A controversial feature of the site, the OnlyFans referral program allows established creators to refer new creators to the platform in exchange for an equivalent of five per cent of the referee’s profits, money which comes directly from OnlyFans, not from the profits of the new user. Originally, creators received this five per cent for as long as the referee continued to post.

Since May 2020, this five per cent is only received for the first year of the referee’s account life or until the referrer has made $50,000 off of them, whichever comes first. With such a gargantuan surge in users, OnlyFans has cut the program’s incentive down to just a year to save money.

Despite the hype, most people who sign up for OnlyFans don’t get rich off of it—the average creator on the platform makes $180 a month.

With so many creators on the platform, it isn’t easy to succeed in such an oversaturated market. On OnlyFans, the top one per cent of creators make 33 per cent of the profit, and the top 10 per cent account for 73 per cent of profit. In short, if you don’t have the time or energy to treat content creation like a full-time job, it’s difficult to rise in the ranks.

On the surface, the referral program may not seem like a big deal. However, OnlyFans creators with significant influence can use the program to make a sizeable profit—there are no limits on how many users you can refer or your total earnings.

If an influencer convinces 200 people to sign up with their link, they could be making an extra $1,800 dollars a month, even if those referees were only making the average $180.

This opportunity for easy extra income is certainly tempting, and it raises questions about the ethics of the program. Is it okay for creators to ‘refer’ others to start sex work online?

The narrative around OnlyFans is overwhelmingly positive, with creators often urging others to give it a try—and use their referral code when they sign up. Established OnlyFans creators are given the opportunity to and rewarded for pushing a narrative about sex work that paints it as a lucrative and easy endeavour for young people. What this narrative ignores, however, are the less desirable parts of sex work which folks should consider before posting any pornographic content.

Sex work shouldn’t be peddled as an easy way to make money—in order to make good money from OnlyFans, you have to be both consistent and innovative, with ample time on your hands. If you’re looking to make a living, it might require the commitment of a full-time job.

There are also countless things that need to be considered before engaging in sex work. The permanence of online sex work is almost never mentioned when creators boast that they have made hundreds of thousands of dollars posting on OnlyFans. Creators have to grapple with stigma in every part of their life, long after they stop posting. It’s unfortunate and wrong, but it could impact your ability to keep a job, run for office, and even win custody of your children in court.

When 18-year-olds are being promised thousands of dollars by those who have had success with OnlyFans, they’re not always going to think through the decision, especially if those promoting it gloss over these unfortunate realities.

Creators and sex workers should rightly be able to take advantage of OnlyFan’s referral program, but the predatory narratives need to end.

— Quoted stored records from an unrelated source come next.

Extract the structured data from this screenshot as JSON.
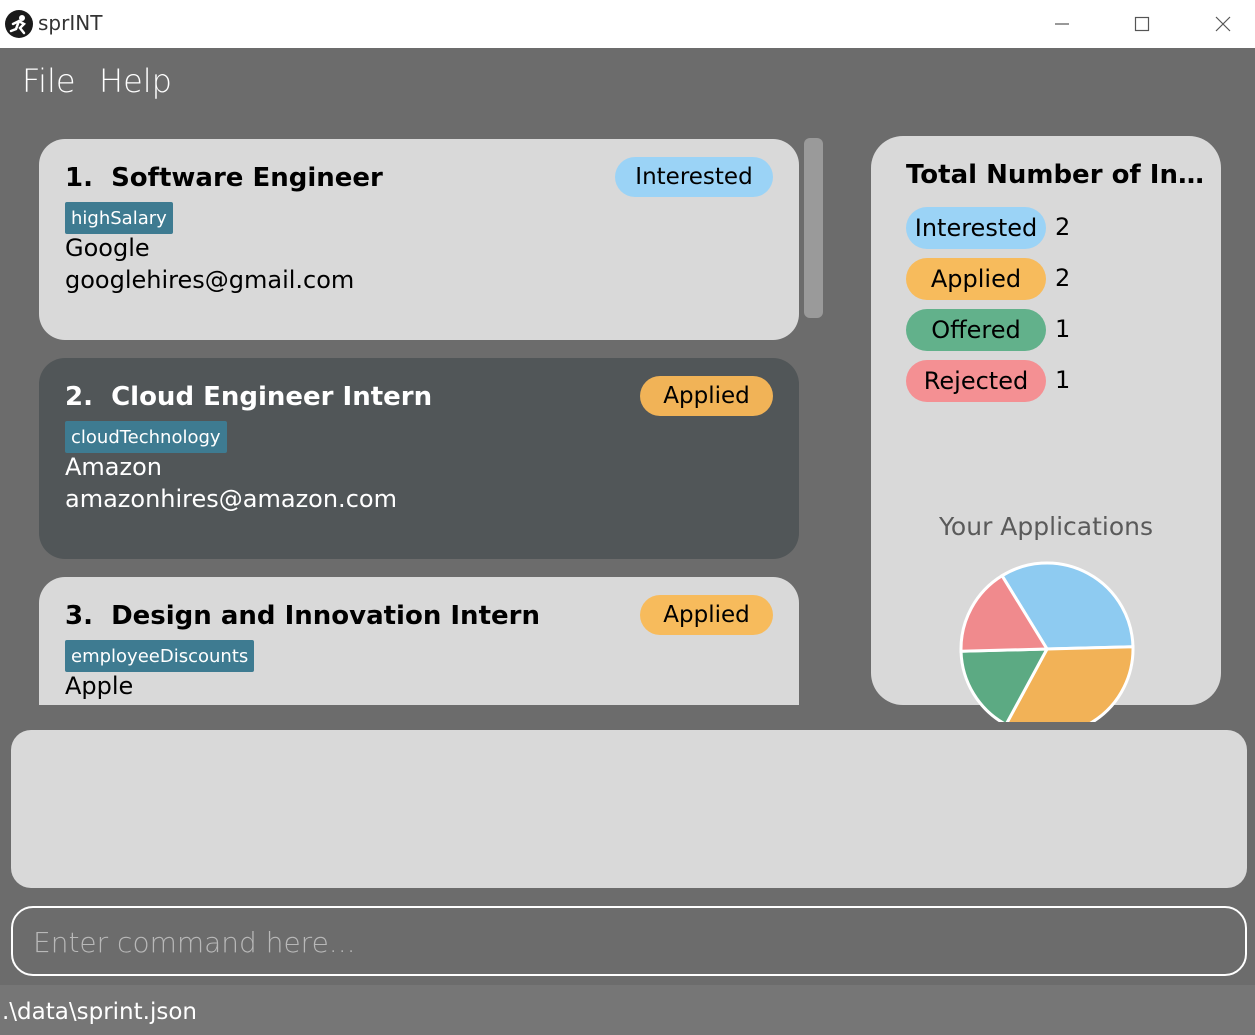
{
  "window": {
    "title": "sprINT",
    "minimize_icon": "minimize-icon",
    "maximize_icon": "maximize-icon",
    "close_icon": "close-icon"
  },
  "menu": {
    "file": "File",
    "help": "Help"
  },
  "applications": [
    {
      "index": "1.",
      "role": "Software Engineer",
      "status": "Interested",
      "tag": "highSalary",
      "company": "Google",
      "email": "googlehires@gmail.com"
    },
    {
      "index": "2.",
      "role": "Cloud Engineer Intern",
      "status": "Applied",
      "tag": "cloudTechnology",
      "company": "Amazon",
      "email": "amazonhires@amazon.com"
    },
    {
      "index": "3.",
      "role": "Design and Innovation Intern",
      "status": "Applied",
      "tag": "employeeDiscounts",
      "company": "Apple",
      "email": ""
    }
  ],
  "statistics": {
    "title": "Total Number of Internships",
    "rows": [
      {
        "label": "Interested",
        "count": "2",
        "color": "#9bd3f6"
      },
      {
        "label": "Applied",
        "count": "2",
        "color": "#f7bb5c"
      },
      {
        "label": "Offered",
        "count": "1",
        "color": "#62b18b"
      },
      {
        "label": "Rejected",
        "count": "1",
        "color": "#f49093"
      }
    ],
    "chart_title": "Your Applications"
  },
  "chart_data": {
    "type": "pie",
    "title": "Your Applications",
    "categories": [
      "Interested",
      "Applied",
      "Offered",
      "Rejected"
    ],
    "values": [
      2,
      2,
      1,
      1
    ],
    "colors": [
      "#8ecbf1",
      "#f2b257",
      "#5caa83",
      "#f08a8d"
    ]
  },
  "command": {
    "placeholder": "Enter command here..."
  },
  "status_bar": {
    "path": ".\\data\\sprint.json"
  }
}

Sex workers using these programs need to be honest with their audience about what sex work really entails. Many current and former sex workers are dedicated to making content that demystifies sex work and openly talk about how being an OnlyFans creator impacts their lives—an important step in opening up a larger social conversation around sex work.

By having these conversations, we can not only eliminate the stigma surrounding sex work but ensure young people being encouraged to make OnlyFans accounts by large creators don’t feel exploited or cheated out of future opportunities.